Earthquake Cake (The Cake Doctor, Anne Byrn)
- 1 cup unsweetened grated coconut (I get mine at Sprouts)
- 1 cup finely chopped pecans or walnuts (buy them in shell, cheaper)
- 1 package (18.25 ounces) German chocolate cake mix (cheap brand is fine)
- 1 1/3 cups of water
- 1/2 cup vegetable oil, such as canola or safflower
- 3 large eggs
- 8 tablespoons (1 stick) butter, melted
- 1 package (8 ounces) cream cheese, at room temperature
- 4 cups confectioners’s sugar
- Place a rack in center of the oven and preheat oven to 350 degrees. Lightly mist a 9- by 13- inch baking pan with vegetable oil or shortening. Set pan aside.
- Scatter coconut and nuts on bottom of prepared pan.
- Combine the cake mix, water, oil, and eggs in a large mixing bowl. Blend with an electric mixer on low speed for 1 minute, stop the machine, scrape down the side of bowl with rubber spatula. Continue beating at medium speed for 2 to 3 minutes more. The batter should be smooth and silky. Pour the batter over the coconut and nuts in the pan and smooth out with spatula.
- In a new large bowl, combine the cream cheese (cut into 6 pieces), the melted butter (45 seconds in microwave), and the 4 cups powdered sugar. Blend on low speed for 2 minutes until smooth and silky. With a large spoon, place 12 globs of the topping evenly on to the top of the cake batter. They will look like little white clouds on a river of chocolate. Once you have recovered your senses, place the pan in the hot oven.

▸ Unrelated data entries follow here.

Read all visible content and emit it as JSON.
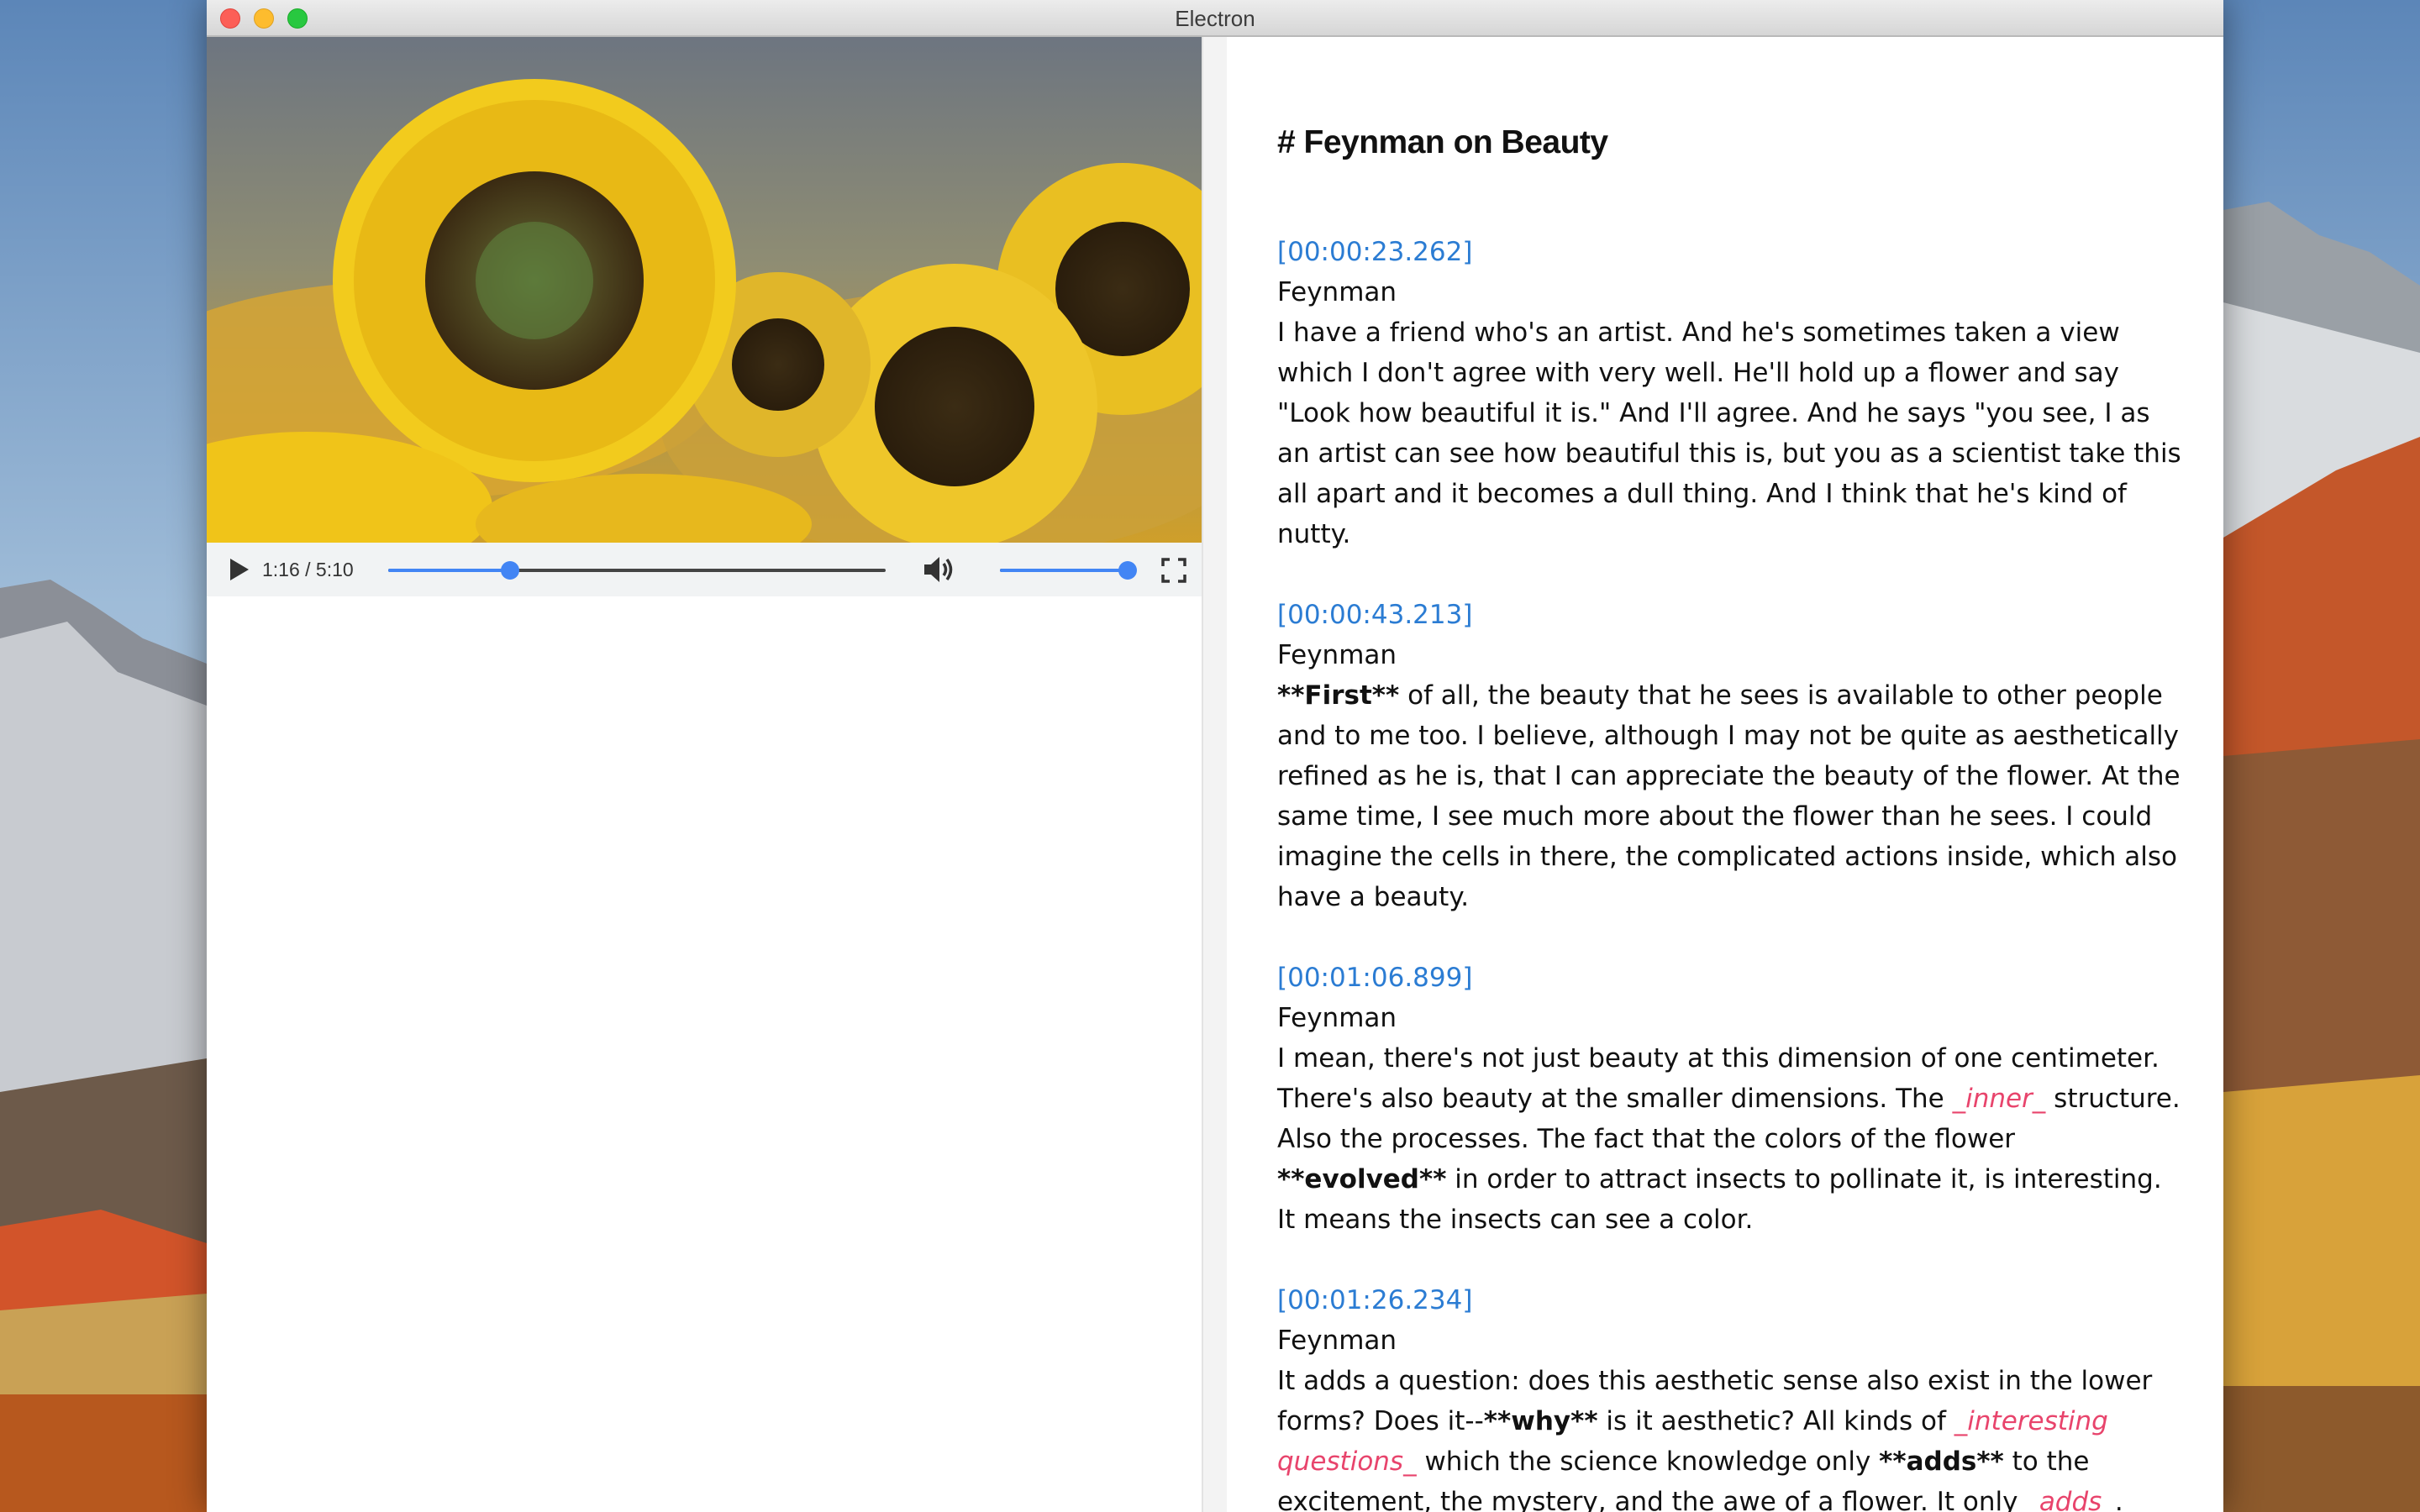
{
  "window": {
    "title": "Electron"
  },
  "player": {
    "time": "1:16 / 5:10",
    "progress_fraction": 0.245,
    "volume_fraction": 1.0,
    "icons": {
      "play": "play-icon",
      "volume": "volume-icon",
      "fullscreen": "fullscreen-icon"
    },
    "accent_color": "#4285f4"
  },
  "transcript": {
    "title": "# Feynman on Beauty",
    "timestamp_color": "#2b7cd3",
    "emphasis_color": "#e8446c",
    "segments": [
      {
        "timestamp": "[00:00:23.262]",
        "speaker": "Feynman",
        "runs": [
          {
            "t": "I have a friend who's an artist. And he's sometimes taken a view which I don't agree with very well. He'll hold up a flower and say \"Look how beautiful it is.\" And I'll agree. And he says \"you see, I as an artist can see how beautiful this is, but you as a scientist take this all apart and it becomes a dull thing. And I think that he's kind of nutty."
          }
        ]
      },
      {
        "timestamp": "[00:00:43.213]",
        "speaker": "Feynman",
        "runs": [
          {
            "t": "**First**",
            "style": "bold"
          },
          {
            "t": " of all, the beauty that he sees is available to other people and to me too. I believe, although I may not be quite as aesthetically refined as he is, that I can appreciate the beauty of the flower. At the same time, I see much more about the flower than he sees. I could imagine the cells in there, the complicated actions inside, which also have a beauty."
          }
        ]
      },
      {
        "timestamp": "[00:01:06.899]",
        "speaker": "Feynman",
        "runs": [
          {
            "t": "I mean, there's not just beauty at this dimension of one centimeter. There's also beauty at the smaller dimensions. The "
          },
          {
            "t": "_inner_",
            "style": "em"
          },
          {
            "t": " structure. Also the processes. The fact that the colors of the flower "
          },
          {
            "t": "**evolved**",
            "style": "bold"
          },
          {
            "t": " in order to attract insects to pollinate it, is interesting. It means the insects can see a color."
          }
        ]
      },
      {
        "timestamp": "[00:01:26.234]",
        "speaker": "Feynman",
        "runs": [
          {
            "t": "It adds a question: does this aesthetic sense also exist in the lower forms? Does it--"
          },
          {
            "t": "**why**",
            "style": "bold"
          },
          {
            "t": " is it aesthetic? All kinds of "
          },
          {
            "t": "_interesting questions_",
            "style": "em"
          },
          {
            "t": " which the science knowledge only "
          },
          {
            "t": "**adds**",
            "style": "bold"
          },
          {
            "t": " to the excitement, the mystery, and the awe of a flower. It only "
          },
          {
            "t": "_adds_",
            "style": "em"
          },
          {
            "t": "."
          }
        ]
      }
    ]
  }
}
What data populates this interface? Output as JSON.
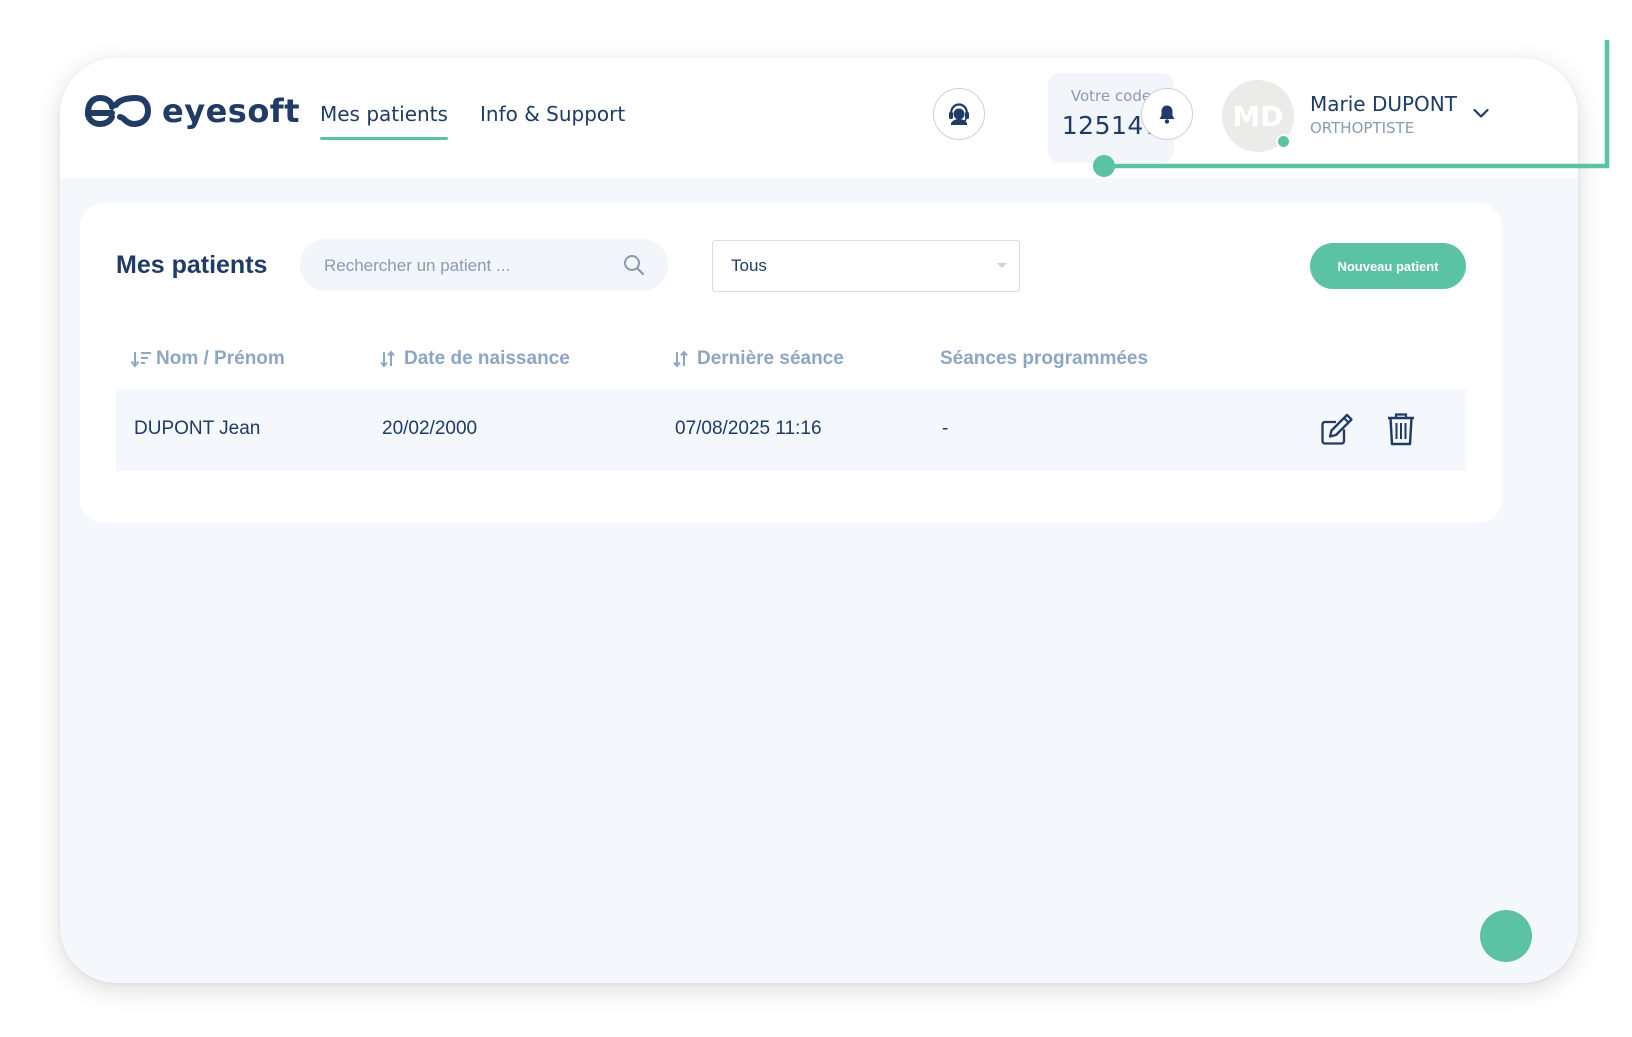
{
  "app": {
    "logo_text": "eyesoft"
  },
  "nav": {
    "items": [
      {
        "label": "Mes patients",
        "active": true
      },
      {
        "label": "Info & Support",
        "active": false
      }
    ]
  },
  "header": {
    "code_label": "Votre code",
    "code_value": "125147",
    "user": {
      "initials": "MD",
      "name": "Marie DUPONT",
      "role": "ORTHOPTISTE",
      "status": "online"
    },
    "icons": [
      "support-agent-icon",
      "bell-icon",
      "chevron-down-icon"
    ]
  },
  "patients": {
    "title": "Mes patients",
    "search_placeholder": "Rechercher un patient ...",
    "search_value": "",
    "filter_value": "Tous",
    "new_button": "Nouveau patient",
    "columns": [
      "Nom / Prénom",
      "Date de naissance",
      "Dernière séance",
      "Séances programmées"
    ],
    "rows": [
      {
        "name": "DUPONT Jean",
        "birth_date": "20/02/2000",
        "last_session": "07/08/2025 11:16",
        "scheduled": "-"
      }
    ],
    "row_actions": [
      "edit-icon",
      "trash-icon"
    ]
  },
  "colors": {
    "accent": "#5cc2a4",
    "primary_text": "#1f3b66",
    "muted_text": "#8a9bb3",
    "header_text": "#8fa5c4",
    "background": "#f4f7fb"
  }
}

- Bake the cake until the center jiggles a little when you shake the pan. Bake 40 – 45 minutes.
DON’T overbake! It’ll set as it cools on a cooling rack, for 30 minutes.
- When cool, cut into squares and flip onto a cute plate. The ooey gooeyness, and the pecans and coconut will now be on top!
- Notes: Store cake, covered in aluminum foil, in the refrig for 1 week, or double wrapped in foil in the freezer for up to 6 months. Thaw out overnight in the refrig before serving.